Ich habe in meiner kleinen Studie keinen demographischen Daten erhoben, aber es scheint schon wahrscheinlich, dass jüngere Menschen, die Social Media nachweislich mehr nutzen, auch mehr Freundschaften darüber pflegen und mehr memeships haben. Sie kommunizieren auch mehr über das Internet und es spricht vieles dafür, dass sie das Führen von Freundschaften und digitale Kommunikation weniger voneinander trennen als ältere Menschen. In einer Studie des Deutsches
Instituts für Vertrauen und Sicherheit im Internet (DIVSI) von 2018 gaben beispielsweise 44% der 18 bis 24-Jährigen an, dass sie ohne das Internet nicht in der Lage wären, ihre Freundschaften aufrechtzuerhalten.
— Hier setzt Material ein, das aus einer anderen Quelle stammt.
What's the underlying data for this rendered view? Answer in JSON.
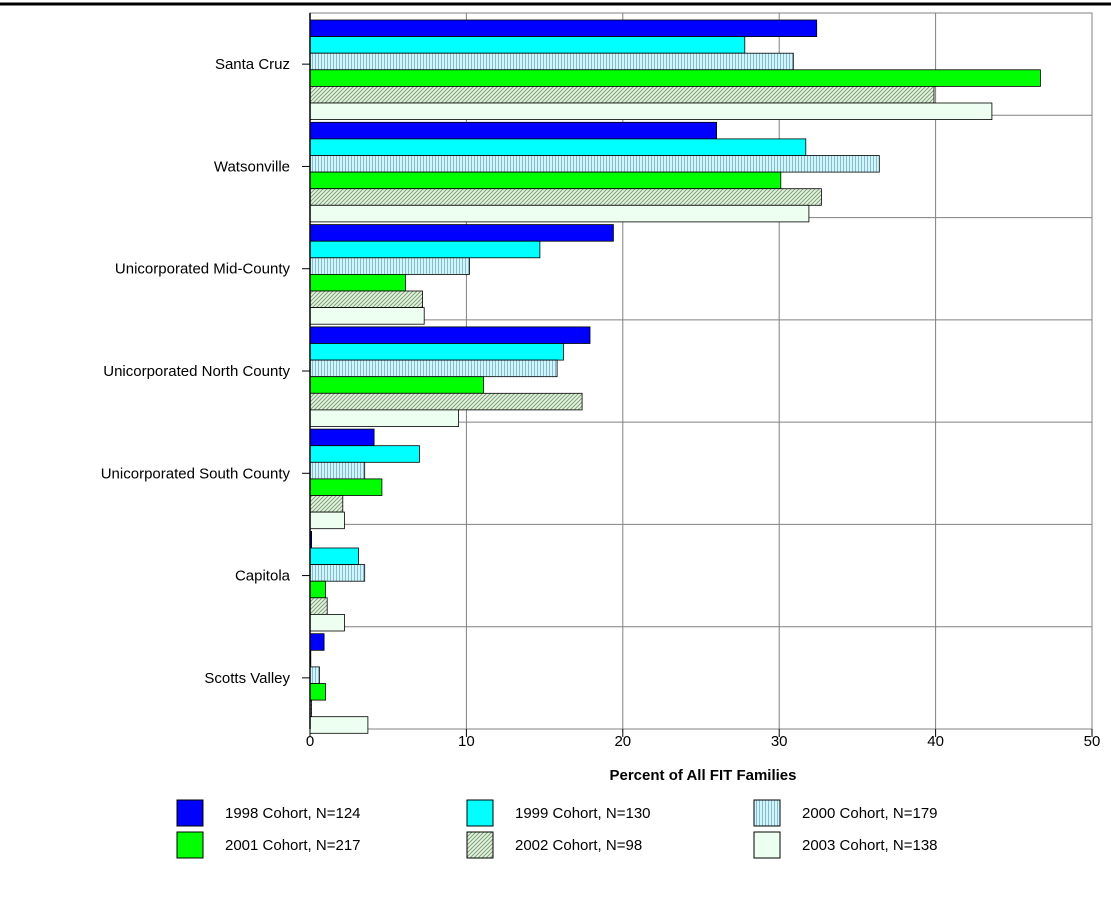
{
  "chart_data": {
    "type": "bar",
    "orientation": "horizontal",
    "categories": [
      "Santa Cruz",
      "Watsonville",
      "Unicorporated Mid-County",
      "Unicorporated North County",
      "Unicorporated South County",
      "Capitola",
      "Scotts Valley"
    ],
    "series": [
      {
        "name": "1998 Cohort, N=124",
        "values": [
          32.4,
          26.0,
          19.4,
          17.9,
          4.1,
          0.1,
          0.9
        ],
        "color": "#0000ff",
        "pattern": "solid"
      },
      {
        "name": "1999 Cohort, N=130",
        "values": [
          27.8,
          31.7,
          14.7,
          16.2,
          7.0,
          3.1,
          0.0
        ],
        "color": "#00ffff",
        "pattern": "solid"
      },
      {
        "name": "2000 Cohort, N=179",
        "values": [
          30.9,
          36.4,
          10.2,
          15.8,
          3.5,
          3.5,
          0.6
        ],
        "color": "#ccf7ff",
        "pattern": "vertical-lines"
      },
      {
        "name": "2001 Cohort, N=217",
        "values": [
          46.7,
          30.1,
          6.1,
          11.1,
          4.6,
          1.0,
          1.0
        ],
        "color": "#00ff00",
        "pattern": "solid"
      },
      {
        "name": "2002 Cohort, N=98",
        "values": [
          39.9,
          32.7,
          7.2,
          17.4,
          2.1,
          1.1,
          0.1
        ],
        "color": "#d6f0d6",
        "pattern": "diagonal-lines"
      },
      {
        "name": "2003 Cohort, N=138",
        "values": [
          43.6,
          31.9,
          7.3,
          9.5,
          2.2,
          2.2,
          3.7
        ],
        "color": "#ecfff0",
        "pattern": "solid"
      }
    ],
    "title": "",
    "xlabel": "Percent of All FIT Families",
    "ylabel": "",
    "xlim": [
      0,
      50
    ],
    "xticks": [
      0,
      10,
      20,
      30,
      40,
      50
    ],
    "grid": true,
    "legend_position": "bottom"
  }
}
Du studierst Interkulturelle Bildung und Kommunikation, welche Rolle spielen
Memes in deinem Studium?

Interkulturelle Bildung und Kommunikation an der Uni Köln ist ein interdisziplinärer Studiengang mit perspektiven aus Soziologie, Pädagogik, Psychologie, Medienwissenschaft, Linguistik und Ethnologie. Meine Arbeit fand dabei im Rahmen der Medienwissenschaft bzw. Medienpädagogik statt, bei der memes und andere Internetphänomene vor allem im Kontext sogenannter sozialer Vergemeinschaftung
behandelt werden.

Planst du Memes auch beruflich weiter zu begleiten?
Es gäbe garantiert noch sehr viele Möglichkeiten, weiter zu memes zu forschen und sich beruflich bzw. akademisch weitergehend damit zu beschäftigen. Für ein Masterarbeitsthema habe ich mich aber noch nicht entschieden. Sicher ist aber, dass mich memes seit der Forschung noch viel mehr faszinieren als eh schon – die Chance besteht also auf jeden Fall.